MMath Mathematics with Financial Mathematics

This unit describes the fundamental theory of continuum mechanics in a unified mathematical framework. The unit will cover the formulation of governing conservation and balance laws in generalised coordinates in both Eulerian and Lagrangian viewpoints. Specific examples of constitutive modelling will be developed via the theories of nonlinear and linear elasticity together with those of compressible and incompressible fluid mechanics.

Students are not permitted to take, for credit, MATH45061 in an undergraduate programme and then MATH65061 in a postgraduate programme at the University of Manchester, as the courses are identical.

The course unit concerns the formulation and solution of problems in continuum mechanics (solid and fluid mechanics)  from a modern unified perspective. The aims are (i) to introduce students to the general analytic machinery of tensor calculus, variational principles and conservation laws in order to formulate governing equations; (ii) to illustrate the principles of constitutive modelling; and (iii) to make students aware of some exact, approximate and numerical methods to solve the resulting equations.

On successful completion of this course unit students will be able to: 

• Use tensor algebra and calculus for calculations and derivations in general (curvilinear) coordinates.
• Derive the governing equations of continuum mechanics from Lagrangian and Eulerian viewpoints using the divergence and Reynolds transport theorems and use the same principles to extend the derivations to previously unseen situations.
• Determine whether particular vectors, tensors and derivatives are objective and explain the concept of objectivity.
• Use the Clausis-Duhem inequality to derive thermodynamically consistent constitutive laws and determine any implied constraints.
• Use the general theory to formulate and solve problems in linear and nonlinear elasticity and compressible and incompressible fluid mechanics.
• Solve idealised problems in continuum mechanics analytically in spherical, cylindrical and Cartesian coordinates.
• Be able to convert the physical description of a problem in continuum mechanics into the appropriate governing equations and boundary conditions and, conversely, provide a physical interpretation for the solutions.

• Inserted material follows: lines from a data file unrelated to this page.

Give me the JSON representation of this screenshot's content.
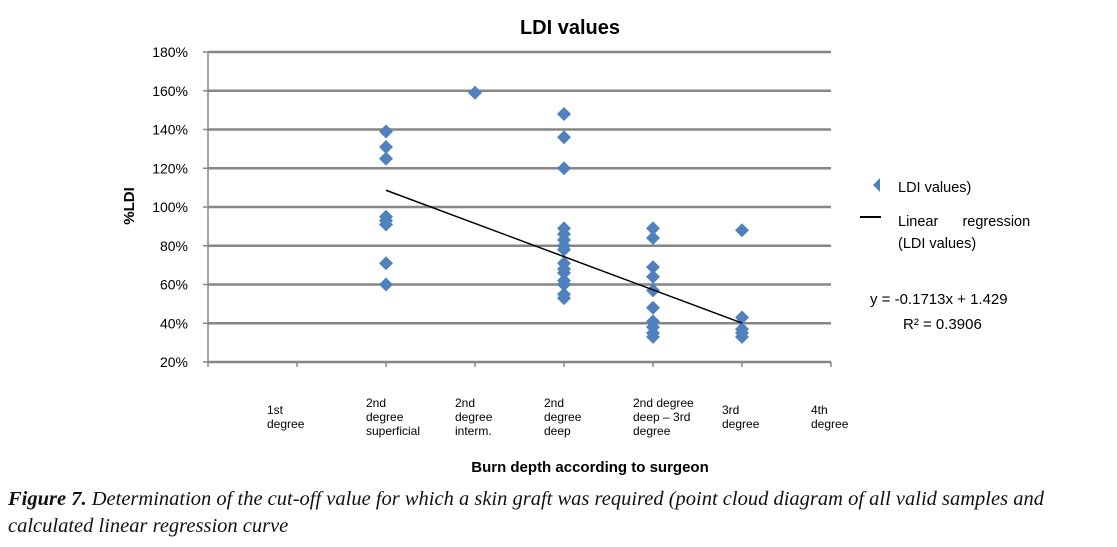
{
  "chart_data": {
    "type": "scatter",
    "title": "LDI values",
    "xlabel": "Burn depth according to surgeon",
    "ylabel": "%LDI",
    "xlim": [
      0,
      7
    ],
    "ylim": [
      20,
      180
    ],
    "y_ticks": [
      "20%",
      "40%",
      "60%",
      "80%",
      "100%",
      "120%",
      "140%",
      "160%",
      "180%"
    ],
    "y_tick_values": [
      20,
      40,
      60,
      80,
      100,
      120,
      140,
      160,
      180
    ],
    "grid": "horizontal",
    "categories": [
      {
        "x": 1,
        "label": [
          "1st",
          "degree"
        ]
      },
      {
        "x": 2,
        "label": [
          "2nd",
          "degree",
          "superficial"
        ]
      },
      {
        "x": 3,
        "label": [
          "2nd",
          "degree",
          "interm."
        ]
      },
      {
        "x": 4,
        "label": [
          "2nd",
          "degree",
          "deep"
        ]
      },
      {
        "x": 5,
        "label": [
          "2nd degree",
          "deep – 3rd",
          "degree"
        ]
      },
      {
        "x": 6,
        "label": [
          "3rd",
          "degree"
        ]
      },
      {
        "x": 7,
        "label": [
          "4th",
          "degree"
        ]
      }
    ],
    "series": [
      {
        "name": "LDI values)",
        "type": "scatter",
        "color": "#4f81bd",
        "points": [
          [
            2,
            139
          ],
          [
            2,
            131
          ],
          [
            2,
            125
          ],
          [
            2,
            95
          ],
          [
            2,
            93
          ],
          [
            2,
            91
          ],
          [
            2,
            71
          ],
          [
            2,
            60
          ],
          [
            3,
            159
          ],
          [
            4,
            148
          ],
          [
            4,
            136
          ],
          [
            4,
            120
          ],
          [
            4,
            89
          ],
          [
            4,
            86
          ],
          [
            4,
            83
          ],
          [
            4,
            80
          ],
          [
            4,
            78
          ],
          [
            4,
            71
          ],
          [
            4,
            68
          ],
          [
            4,
            66
          ],
          [
            4,
            62
          ],
          [
            4,
            60
          ],
          [
            4,
            55
          ],
          [
            4,
            53
          ],
          [
            5,
            89
          ],
          [
            5,
            84
          ],
          [
            5,
            69
          ],
          [
            5,
            64
          ],
          [
            5,
            57
          ],
          [
            5,
            48
          ],
          [
            5,
            41
          ],
          [
            5,
            38
          ],
          [
            5,
            35
          ],
          [
            5,
            33
          ],
          [
            6,
            88
          ],
          [
            6,
            43
          ],
          [
            6,
            37
          ],
          [
            6,
            35
          ],
          [
            6,
            33
          ]
        ]
      },
      {
        "name": "Linear regression (LDI values)",
        "name_lines": [
          "Linear      regression",
          "(LDI values)"
        ],
        "type": "line",
        "color": "#000000",
        "slope": -0.1713,
        "intercept": 1.429,
        "x_range": [
          2,
          6
        ]
      }
    ],
    "legend": "right",
    "annotations": [
      "y = -0.1713x + 1.429",
      "R² = 0.3906"
    ]
  },
  "caption": {
    "label": "Figure 7.",
    "text": " Determination of the cut-off value for which a skin graft was required (point cloud diagram of all valid samples and calculated linear regression curve"
  }
}
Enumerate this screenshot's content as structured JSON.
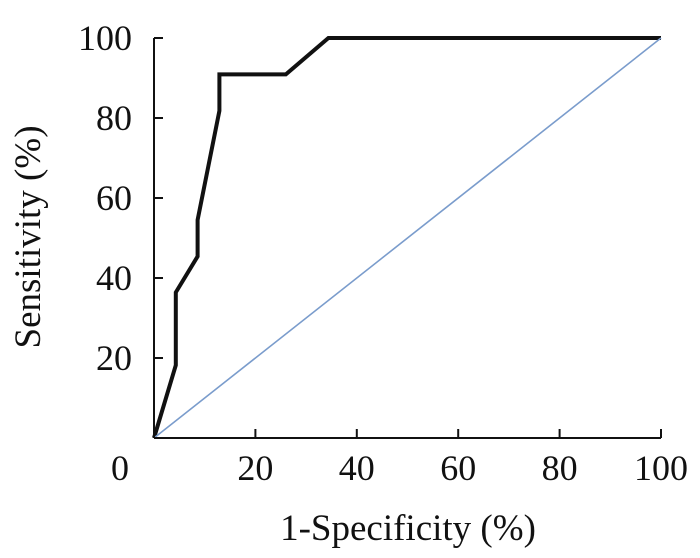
{
  "chart_data": {
    "type": "line",
    "xlabel": "1-Specificity (%)",
    "ylabel": "Sensitivity (%)",
    "xlim": [
      0,
      100
    ],
    "ylim": [
      0,
      100
    ],
    "x_ticks": [
      "0",
      "20",
      "40",
      "60",
      "80",
      "100"
    ],
    "y_ticks": [
      "20",
      "40",
      "60",
      "80",
      "100"
    ],
    "grid": false,
    "legend": "none",
    "series": [
      {
        "color": "#111111",
        "x": [
          0,
          4.3,
          4.3,
          8.6,
          8.6,
          12.9,
          12.9,
          26,
          34.4,
          100
        ],
        "y": [
          0,
          18.2,
          36.4,
          45.4,
          54.5,
          81.8,
          90.9,
          90.9,
          100,
          100
        ]
      },
      {
        "color": "#7a9ccc",
        "x": [
          0,
          100
        ],
        "y": [
          0,
          100
        ]
      }
    ]
  }
}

Tutorials represent the principal forum for feedback, providing an opportunity for students' work on example sheet questions and the coursework to be discussed. There are two coursework assignments in the form of extended calculations that both test understanding and provide opportunities for further feedback. Students can also get feedback on their understanding directly from the lecturer by making an appointment, for example during the lecturer's office hours.